In ogni caso nell’alta Drava fu pure trovato abbandonato un bimbo di
quattro-cinque anni, che fu curato, adottato e quindi cresciuto da
valligiani dell’Osttirol ed oggi egli è un uomo con figli e nipoti. Si
tratta di Michael Rainer, che ovviamente assunse il cognome della
famiglia dalla quale venne adottato. Mi venne presentato in occasione
ad una delle commemorazioni annuali della tragedia della Drava. Mi
dichiarò di essere diretto testimone dell’azione brutale della consegna
dei cosacchi ai sovietici, scena rimasta indelebile nella sua memoria.

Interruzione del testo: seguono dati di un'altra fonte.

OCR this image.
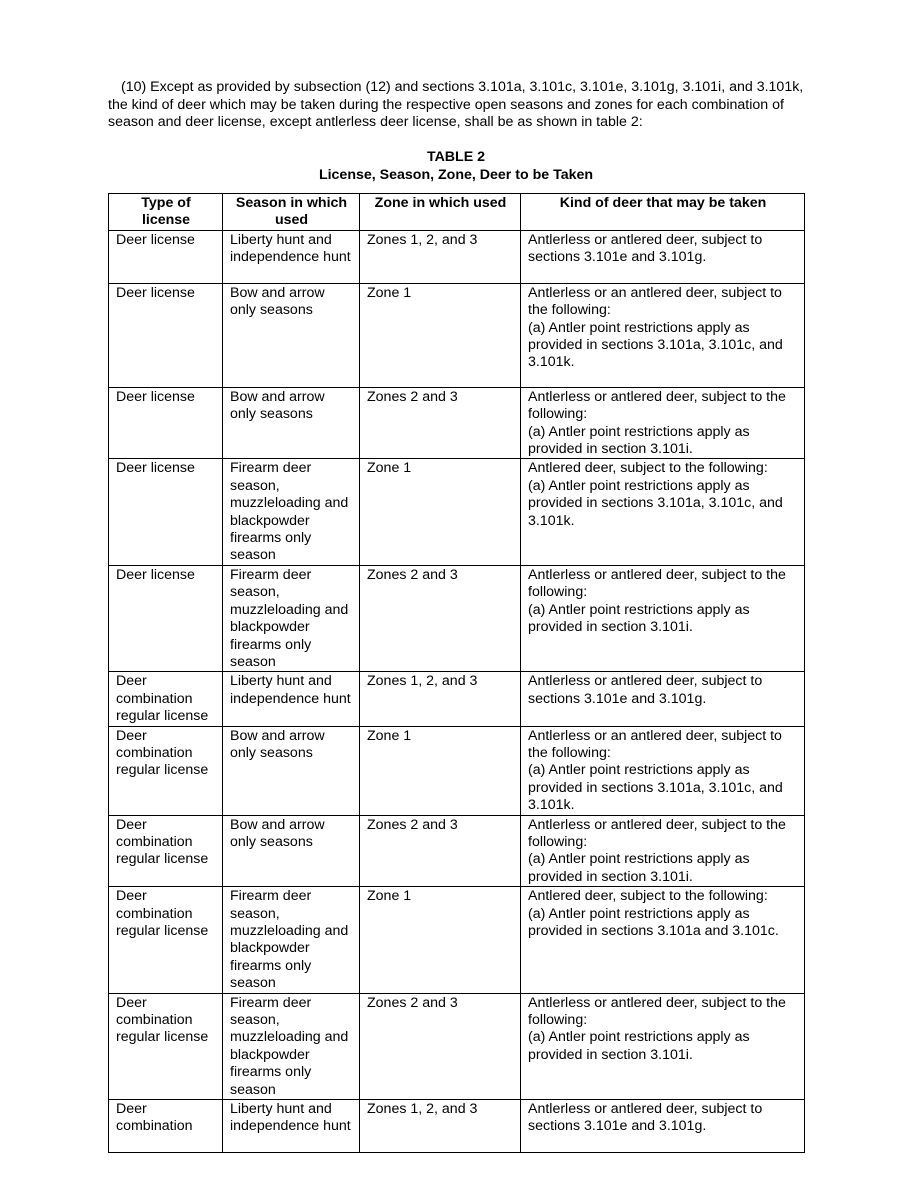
(10) Except as provided by subsection (12) and sections 3.101a, 3.101c, 3.101e, 3.101g, 3.101i, and 3.101k, the kind of deer which may be taken during the respective open seasons and zones for each combination of season and deer license, except antlerless deer license, shall be as shown in table 2:

TABLE 2
License, Season, Zone, Deer to be Taken
Type of license	Season in which used	Zone in which used	Kind of deer that may be taken
Deer license	Liberty hunt and independence hunt	Zones 1, 2, and 3	Antlerless or antlered deer, subject to sections 3.101e and 3.101g.
Deer license	Bow and arrow only seasons	Zone 1	Antlerless or an antlered deer, subject to the following:
(a) Antler point restrictions apply as provided in sections 3.101a, 3.101c, and 3.101k.
Deer license	Bow and arrow only seasons	Zones 2 and 3	Antlerless or antlered deer, subject to the following:
(a) Antler point restrictions apply as provided in section 3.101i.
Deer license	Firearm deer season, muzzleloading and blackpowder firearms only season	Zone 1	Antlered deer, subject to the following:
(a) Antler point restrictions apply as provided in sections 3.101a, 3.101c, and 3.101k.
Deer license	Firearm deer season, muzzleloading and blackpowder firearms only season	Zones 2 and 3	Antlerless or antlered deer, subject to the following:
(a) Antler point restrictions apply as provided in section 3.101i.
Deer combination regular license	Liberty hunt and independence hunt	Zones 1, 2, and 3	Antlerless or antlered deer, subject to sections 3.101e and 3.101g.
Deer combination regular license	Bow and arrow only seasons	Zone 1	Antlerless or an antlered deer, subject to the following:
(a) Antler point restrictions apply as provided in sections 3.101a, 3.101c, and 3.101k.
Deer combination regular license	Bow and arrow only seasons	Zones 2 and 3	Antlerless or antlered deer, subject to the following:
(a) Antler point restrictions apply as provided in section 3.101i.
Deer combination regular license	Firearm deer season, muzzleloading and blackpowder firearms only season	Zone 1	Antlered deer, subject to the following:
(a) Antler point restrictions apply as provided in sections 3.101a and 3.101c.
Deer combination regular license	Firearm deer season, muzzleloading and blackpowder firearms only season	Zones 2 and 3	Antlerless or antlered deer, subject to the following:
(a) Antler point restrictions apply as provided in section 3.101i.
Deer combination	Liberty hunt and independence hunt	Zones 1, 2, and 3	Antlerless or antlered deer, subject to sections 3.101e and 3.101g.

Era il primo giugno 1945 ed egli, assieme ad altri ragazzi, donne e
cosacchi si trovava nel cordone umano creato attorno all’altare, dove
il pope, Vasily Grigoryev, stava celebrando la messa in onore dello zar
Pietro il Grande. Vide coi propri occhi avanzare minacciose, impugnando
le armi, le forze della Brigata ebraica che, in esecuzione all’ordine
britannico della consegna esigevano l’immediata evacuazione. Le stesse
gridavano ordini e a un certo punto presero ad usare il calcio del
fucile a mo’ di clava contro la massa ondeggiante e terrorizzata dei
cosacchi per spingerla, come un gregge, verso il punto di scalo delle
tradotte. Fecero infine uso delle armi. “Taluni ebrei parlavano russo e lituano…”., dichiarò Michael Rainer, prezioso testimone.-
PIER ARRIGO CARNIER
NOTA in data 17 ottobre 2016
Questa storia vera, credetemi, e molto rilevante. In anni molto lontani quando raggiunsi come primo italiano i luoghi della consegna ai sovietici sulla Drava, a località "Peggetz", c' erano trecento e più cosacchi superstiti nelle baracche del lager. Parlai a più riprese con la maggior parte di loro che mi raccontarono le proprie sofferte vicende. Il Burgermeister (Sindaco) di Lienz apprezzò molto il mio interesse a convocò diversi cosacchi a deporre presso l'Amtgemeinde (Municipio) sulle vicende della consegna, testimonianze che appaiono pubblicate, e vi risulta il timbro del Municipio, nella prima pubblicazione del mio libro "L'Armata Cosacca in Italia 1944-1945" anno 1965 diffusa dal grande editore svizzero De Vecchi che aveva sede a Milano.